NYX Collective Records
LP / CD / DL
Available 19th March 2021
Gazelle Twin (Elizabeth Bernholz) reworks her acclaimed 2018 album Pastoral with the NYX Electronic Drone Choir. Simon Tucker reviews.
This review wasn’t meant to take this shape. Until last week this was going to be a focus purely on the wonder and magic that Gazelle Twin and the all-female NYX Electronic Drone Choir have conjured on this reworking of Gazelle Twin’s incredible 2018 album Pastoral (a high entry on many an Album of the Year lists including our very own). This review was going to be about the artists involved have taken an already powerful statement and elevated it to something else entirely. Something beautiful yet unsettling. That was until this week…
Deep England is now something else. It is still mystical yet now it seems to reflect your very own rage. The original Pastoral was a wonderful dissection of a backwards looking Englishness following the Brexit vote and the refugee crisis. In my review of the album I stated that Gazelle Twin created “the single most definitive statement on the current state of the UK” and now with the NYX Drone Choir she has done it again for what is more powerful right now than the female voice? As institutions rally around their own to save their skin they trample on the backs of women holding vigils in memory of someone murdered by the hands of someone whose very job it is to protect them. In Wales a 16 year old girl was murdered by a man. Social media was awash with women speaking their truth about the harassment and abuse that they had suffered. Last year police took selfies with the body of a murdered woman..they have still to be charged.
Great art arrives exactly when it should. I dare you to try and listen to the recording of William Blake’s Jerusalem that is included here and not find it totally overwhelming. As the choir layer vocals over the top of each other sounding huge, sounding sad and electronics flow grind and snarl underneath Jerusalem becomes a mix of sarcastic and melancholic whilst the reworking of Paul Giovanni’s Fire Leap from his score to the 1973 folk-horror film The Wicker Man gets more and more malevolent as it develops with two recorders creating an hypnotic mantra before gradually the voices in the background ease closer to the forefront and the main lyrics play out like a demented children’s lullaby. If you ever got creeped out by “one two / Freddy’s coming for you” then you should maybe prepare yourself for this one.
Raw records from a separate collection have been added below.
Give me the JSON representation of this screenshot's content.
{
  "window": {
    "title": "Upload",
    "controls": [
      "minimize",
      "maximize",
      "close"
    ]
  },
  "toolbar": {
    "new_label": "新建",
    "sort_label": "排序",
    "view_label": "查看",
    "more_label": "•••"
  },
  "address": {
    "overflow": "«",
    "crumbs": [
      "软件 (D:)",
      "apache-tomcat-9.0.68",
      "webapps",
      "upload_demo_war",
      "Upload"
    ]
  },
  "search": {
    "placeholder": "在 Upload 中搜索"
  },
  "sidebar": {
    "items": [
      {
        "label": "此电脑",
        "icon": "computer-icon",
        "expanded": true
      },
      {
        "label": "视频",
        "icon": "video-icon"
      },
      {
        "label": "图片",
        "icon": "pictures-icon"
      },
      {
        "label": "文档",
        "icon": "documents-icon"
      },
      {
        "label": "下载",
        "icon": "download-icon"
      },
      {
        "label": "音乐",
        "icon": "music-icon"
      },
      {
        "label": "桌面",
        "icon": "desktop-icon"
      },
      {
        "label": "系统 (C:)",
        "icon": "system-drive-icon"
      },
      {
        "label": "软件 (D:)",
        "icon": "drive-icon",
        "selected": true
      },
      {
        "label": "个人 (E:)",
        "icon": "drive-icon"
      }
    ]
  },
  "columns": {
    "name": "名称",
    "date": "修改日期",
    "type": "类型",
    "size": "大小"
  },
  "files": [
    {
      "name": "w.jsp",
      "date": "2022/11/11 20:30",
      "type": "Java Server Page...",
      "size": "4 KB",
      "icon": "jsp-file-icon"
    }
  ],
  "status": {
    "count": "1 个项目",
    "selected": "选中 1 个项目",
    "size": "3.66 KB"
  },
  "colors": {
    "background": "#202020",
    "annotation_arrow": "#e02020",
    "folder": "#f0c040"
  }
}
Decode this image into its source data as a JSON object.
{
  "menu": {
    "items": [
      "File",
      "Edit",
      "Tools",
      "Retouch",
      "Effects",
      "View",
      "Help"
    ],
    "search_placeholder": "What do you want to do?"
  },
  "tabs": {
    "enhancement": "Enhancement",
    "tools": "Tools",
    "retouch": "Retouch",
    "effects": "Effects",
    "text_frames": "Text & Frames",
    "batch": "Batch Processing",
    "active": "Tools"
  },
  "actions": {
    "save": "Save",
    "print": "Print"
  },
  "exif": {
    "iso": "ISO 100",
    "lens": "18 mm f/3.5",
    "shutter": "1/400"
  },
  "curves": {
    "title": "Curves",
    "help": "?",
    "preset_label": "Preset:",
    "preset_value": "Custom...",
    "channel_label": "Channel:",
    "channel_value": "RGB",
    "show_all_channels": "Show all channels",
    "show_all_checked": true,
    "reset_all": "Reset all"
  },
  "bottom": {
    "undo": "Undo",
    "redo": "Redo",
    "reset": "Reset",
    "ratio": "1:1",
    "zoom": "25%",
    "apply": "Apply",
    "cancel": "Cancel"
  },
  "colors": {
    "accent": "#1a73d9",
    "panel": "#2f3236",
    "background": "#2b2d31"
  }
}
One of the albums strongest moments comes with the reworking of Better In My Day which has naturally evolved from its original incarnation in to something far more aggressive and ultimately moving as the originals synth pulses and bass patterns have been replaced by the human voice so here you have a group of women using grunts and heavy breathing as percussive notes driving the song forward. Pure defiance as the “much better in my day” lyric that in its original form sounded like the repeated phrase of the aging racist now sounds sardonic and dripping in irony. Was it ever better? Will it ever get better? The same applies to Throne with the lyric “I sit on my throne / I gather your soul” now even more effective considering a certain institution that has been in the press a lot of late.
Gazelle Twin and NYX close the album in such a way that really showcases their message and convictions as artists because we as listeners are allowed moments of reflection thanks to the title track and the first half of closer Golden Dawn before they decide to do something extremely bold and literally disappear allowing minutes of silence to play out. A silence as potent as the visceral vocal performances that have gone before.
Deep England is a vital piece of contemporary art. It is a statement piece that may have been about one thing but has now become a piece of protest against something else. It is important that people do what we should all be doing right now and that is listening to what these women have to say about their lives and our current culture. Deep England may summon the memory of pagan rituals and ancient hymns but its message is current and essential. Take it with you wherever you go when you buy it and allow its narrative to frame your opinion on what you see around you. Deep England is angry, haunted and direct and so should you be.